Despite those headwinds, her parents made sure Garcia and her sister remained in close touch with their ancestral roots. The centerpiece of that cultural anchoring was a giant family reunion that took place every few years around the Fourth of July holiday. There, up to 300 members of her dad’s side of the family would gather, listen to live Tejano music, trade stories, and feast on traditional Mexican and American cuisine. (BBQ brisket was a favorite, Garcia recalls.)

“I remember being annoyed as a child, but as I got older, my sister and I grew to appreciate it. It was like this chance to feel a connection,” Garcia says. “It almost felt like a wedding without the wedding.”

“There is a need to stop seeing racial or ethnic status as a negative and take it for the positive that it is. And to speak toward the resilience and the passion that comes from having this very colorful history and culture. I’m still working on that personally, how to reframe thinking so that it’s less ‘victim,’ and how we can be agents in making it better.”

Crystal Garcia
graduate student at the University of Iowa and second- and third-generation Mexican American

Garcia’s parents stressed the value of an education as passionately as they celebrated their heritage. Her mother grew up in a migrant family, traveling with her parents and brothers each summer as far as Michigan to pick strawberries, cucumbers, blueberries, and cherries. When Garcia’s mother was 18, she announced she was going to college; her father resisted the idea so much the two didn’t talk for years.

After obtaining an associate’s degree at a community college, Garcia’s mother earned a bachelor’s degree, and then a master’s in business administration—becoming the first in her family to earn a postgraduate degree. She worked for the University of Texas at Brownsville, helping migrant and farm workers get their GEDs and apply to college, and most recently, in admissions and recruitment.

“She didn’t want to be a migrant worker for the rest of her life and didn’t want a job laboring in the fields. I think it was as simple as that,” Garcia says. “It was such a big move. Most of her brothers followed suit and went to a local community college or to a university after she did.”

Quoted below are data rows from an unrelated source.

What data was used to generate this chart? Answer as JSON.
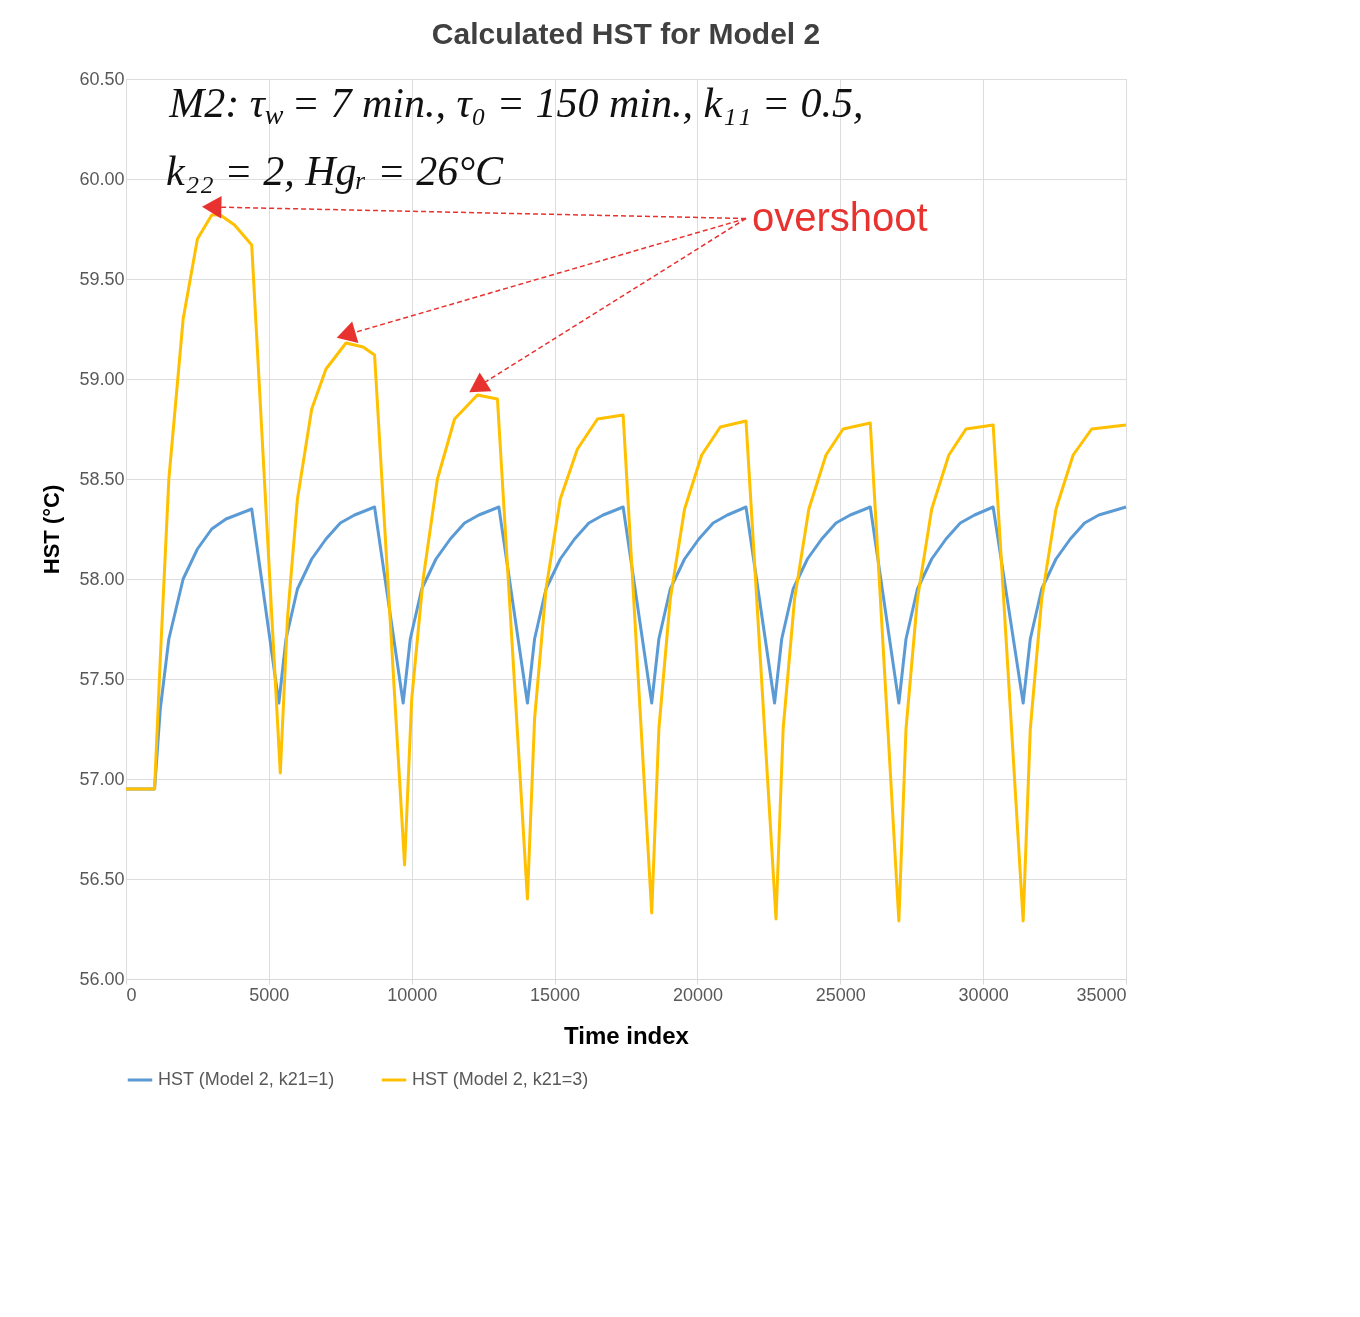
{
  "chart_data": {
    "type": "line",
    "title": "Calculated HST for Model 2",
    "xlabel": "Time index",
    "ylabel": "HST (°C)",
    "xlim": [
      0,
      35000
    ],
    "xticks": [
      0,
      5000,
      10000,
      15000,
      20000,
      25000,
      30000,
      35000
    ],
    "ylim": [
      56,
      60.5
    ],
    "yticks": [
      {
        "value": 56,
        "label": "56.00"
      },
      {
        "value": 56.5,
        "label": "56.50"
      },
      {
        "value": 57,
        "label": "57.00"
      },
      {
        "value": 57.5,
        "label": "57.50"
      },
      {
        "value": 58,
        "label": "58.00"
      },
      {
        "value": 58.5,
        "label": "58.50"
      },
      {
        "value": 59,
        "label": "59.00"
      },
      {
        "value": 59.5,
        "label": "59.50"
      },
      {
        "value": 60,
        "label": "60.00"
      },
      {
        "value": 60.5,
        "label": "60.50"
      }
    ],
    "grid": true,
    "legend": "bottom",
    "marker": "none",
    "line_style": "solid",
    "annotations": [
      "M2: τ$_{w}$ = 7 min., τ₀ = 150 min., k₁₁ = 0.5,",
      "k₂₂ = 2, Hgᵣ = 26°C",
      "overshoot"
    ],
    "series": [
      {
        "name": "HST (Model 2, k21=1)",
        "color": "#5b9bd5",
        "x": [
          0,
          1000,
          1200,
          1500,
          2000,
          2500,
          3000,
          3500,
          4400,
          5350,
          5600,
          6000,
          6500,
          7000,
          7500,
          8000,
          8700,
          9700,
          9950,
          10350,
          10850,
          11350,
          11850,
          12350,
          13050,
          14050,
          14300,
          14700,
          15200,
          15700,
          16200,
          16700,
          17400,
          18400,
          18650,
          19050,
          19550,
          20050,
          20550,
          21050,
          21700,
          22700,
          22950,
          23350,
          23850,
          24350,
          24850,
          25350,
          26050,
          27050,
          27300,
          27700,
          28200,
          28700,
          29200,
          29700,
          30350,
          31400,
          31650,
          32050,
          32550,
          33050,
          33550,
          34050,
          35000
        ],
        "values": [
          56.95,
          56.95,
          57.35,
          57.7,
          58.0,
          58.15,
          58.25,
          58.3,
          58.35,
          57.38,
          57.7,
          57.95,
          58.1,
          58.2,
          58.28,
          58.32,
          58.36,
          57.38,
          57.7,
          57.95,
          58.1,
          58.2,
          58.28,
          58.32,
          58.36,
          57.38,
          57.7,
          57.95,
          58.1,
          58.2,
          58.28,
          58.32,
          58.36,
          57.38,
          57.7,
          57.95,
          58.1,
          58.2,
          58.28,
          58.32,
          58.36,
          57.38,
          57.7,
          57.95,
          58.1,
          58.2,
          58.28,
          58.32,
          58.36,
          57.38,
          57.7,
          57.95,
          58.1,
          58.2,
          58.28,
          58.32,
          58.36,
          57.38,
          57.7,
          57.95,
          58.1,
          58.2,
          58.28,
          58.32,
          58.36
        ]
      },
      {
        "name": "HST (Model 2, k21=3)",
        "color": "#ffc000",
        "x": [
          0,
          1000,
          1200,
          1500,
          2000,
          2500,
          3000,
          3300,
          3800,
          4400,
          5400,
          5650,
          6000,
          6500,
          7000,
          7700,
          8300,
          8700,
          9750,
          10000,
          10400,
          10900,
          11500,
          12300,
          13000,
          14050,
          14300,
          14700,
          15200,
          15800,
          16500,
          17400,
          18400,
          18650,
          19050,
          19550,
          20150,
          20800,
          21700,
          22750,
          23000,
          23400,
          23900,
          24500,
          25100,
          26050,
          27050,
          27300,
          27700,
          28200,
          28800,
          29400,
          30350,
          31400,
          31650,
          32050,
          32550,
          33150,
          33800,
          35000
        ],
        "values": [
          56.95,
          56.95,
          57.6,
          58.5,
          59.3,
          59.7,
          59.82,
          59.82,
          59.77,
          59.67,
          57.03,
          57.8,
          58.4,
          58.85,
          59.05,
          59.18,
          59.16,
          59.12,
          56.57,
          57.4,
          58.0,
          58.5,
          58.8,
          58.92,
          58.9,
          56.4,
          57.3,
          57.95,
          58.4,
          58.65,
          58.8,
          58.82,
          56.33,
          57.25,
          57.9,
          58.35,
          58.62,
          58.76,
          58.79,
          56.3,
          57.25,
          57.9,
          58.35,
          58.62,
          58.75,
          58.78,
          56.29,
          57.25,
          57.9,
          58.35,
          58.62,
          58.75,
          58.77,
          56.29,
          57.25,
          57.9,
          58.35,
          58.62,
          58.75,
          58.77
        ]
      }
    ]
  }
}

Her father’s story is similar: He helped his dad, as free labor, with bricklaying and cement work. The experience motivated Garcia’s father to attend college, where he earned an MBA from UT-Brownsville. Trained as a civil engineer, he runs his own civil engineering firm and has diversified into land development.

“They preached that pursuing an education was a means to a better life,” Garcia says. “They were definitely adamant about that.”

They also were adamant about giving back. Garcia, a second-year graduate student who chose Iowa in large part for its interdisciplinary nature and the collaborative culture of its faculty, is trying to make good on that demand through her research into how structural racism is playing out during the coronavirus pandemic.

“I’m just thinking through those issues, such as people who are essential workers are mostly brown and black and they can’t really social distance, so their rates of transmission will be higher—their rates of hospitalization are shown to be higher,” Garcia says. “What that means for long-term outcomes remains to be seen. But one might hypothesize that these risks and exposures will have an effect years down the line.”

Her academic adviser, Elizabeth Chrischilles, professor and chair of the Department of Epidemiology in the College of Public Health, says there is a huge need to study disparities across races in public health.

“Crystal has an authentic interest in this,” Chrischilles says. “Her research questions will come not only from reading the literature but from knowing how this is playing out for her own family, friends, and community. I think she’ll make good use of that.”

Certainly, a history and tradition that are highlighted by Latinx/a/o Heritage Month.

“One is just my personal history and family experiences that I heard about growing up or saw regarding access to care, having to travel multiple miles, or living in close quarters with a bunch of people,” Garcia says. “But I think a part of it too is trying to be more mindful, as a researcher of color, to ground the questions in what are the community priorities, what is important to someone, where change can actually be made.”